Selain hal tersebut, menurut FSLDK, kebijakan itu juga bagus karena dengan menjual saham senilai Rp1,2 triliun tersebut, Pemprov DKI dapat membangun 100.000 jaringan pipa air bersih, membangun lebih dari 100 gedung sekolah, membeli lebih dari 240 unit bus sekolah, dan membangun infrastruktur serta fasilitas publik yang lain
Karena itu, atas penolakan DPRD, para mahasiswa/mahasiswi yang datang ke DPRD dengan mengenakan jaket almamaternya masing-masing, yang antara lain berwarna kuning dan hijau itu, menyatakan sikap sebagai berikut:
1. Mendesak Gubernur untuk segera menjual saham di PT Delta karena penjualan bir diharamkan oleh ajaran Islam, dan deviden yang didapat Pemprov dari keberadaan saham itu pun tidak signifikan
2. Mendesak DPRD segera menyetujui penjualan saham tersebut
3. Menolak Caleg-Caleg dari fraksi-fraksi di DPRD yang menolak penjualan saham itu
4. Mengajak rakyat Jakarta untuk tidak memilih Caleg-Caleg dari Parpol yang fraksinya di DPRD menolak penjualan saham di PT Delta
Seperti diketahui, fraksi-fraksi penolak penjualan saham di Delta semuanya merupakan fraksi dari partai pendukung pasangan Ahok-Djarot di Pilkada Jakarta 2017, sekaligus pendukung pemerintahan Jokowi, yakni PDIP, Hanura, Golkar, PKB dan NasDem.
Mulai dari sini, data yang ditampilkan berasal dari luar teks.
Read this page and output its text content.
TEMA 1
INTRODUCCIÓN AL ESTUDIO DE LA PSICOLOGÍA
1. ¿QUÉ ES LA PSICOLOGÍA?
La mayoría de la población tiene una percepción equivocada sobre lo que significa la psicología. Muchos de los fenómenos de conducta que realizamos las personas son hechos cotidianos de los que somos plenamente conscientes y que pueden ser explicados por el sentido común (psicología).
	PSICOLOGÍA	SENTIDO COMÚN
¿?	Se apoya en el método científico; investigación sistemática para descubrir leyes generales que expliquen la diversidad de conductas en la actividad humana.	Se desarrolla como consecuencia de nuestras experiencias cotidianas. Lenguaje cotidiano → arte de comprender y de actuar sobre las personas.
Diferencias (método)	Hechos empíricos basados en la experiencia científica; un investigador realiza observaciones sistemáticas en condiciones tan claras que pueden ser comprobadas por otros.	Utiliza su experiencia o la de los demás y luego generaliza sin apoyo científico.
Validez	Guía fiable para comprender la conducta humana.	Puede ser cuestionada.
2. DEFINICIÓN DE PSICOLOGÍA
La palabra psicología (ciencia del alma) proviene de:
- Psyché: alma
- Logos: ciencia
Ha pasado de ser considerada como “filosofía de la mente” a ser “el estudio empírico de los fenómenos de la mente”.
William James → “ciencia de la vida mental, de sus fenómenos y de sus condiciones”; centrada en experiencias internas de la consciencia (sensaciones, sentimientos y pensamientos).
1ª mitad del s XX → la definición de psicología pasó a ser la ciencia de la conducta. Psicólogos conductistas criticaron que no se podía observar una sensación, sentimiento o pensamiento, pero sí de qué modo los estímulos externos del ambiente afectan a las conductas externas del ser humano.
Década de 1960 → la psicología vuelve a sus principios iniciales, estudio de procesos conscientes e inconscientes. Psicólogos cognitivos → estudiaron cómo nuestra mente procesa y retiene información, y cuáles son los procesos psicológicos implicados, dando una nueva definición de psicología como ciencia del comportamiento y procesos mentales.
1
Mereka beralasan, deviden yang disetor PT Delta ke Pemprov per tahun lumayan besar, sekitar Rp50 miliar. Anies bahkan ditantang untuk menerbitkan Pergub tentang Larangan Peredaran Miras jika memang tak ingin ada lagi Miras yang beredar di Ibukota.
Penolakan DPRD atas penjualan saham itu terungkap setelah Anies "Curhat" ke media soal penolakan itu. Mantan Mendikbud itu bahkan mengaku telah dua kali mengirimkan surat permohonan persetujuan kepada pimpinan Dewan, namun tak ada hasilnya.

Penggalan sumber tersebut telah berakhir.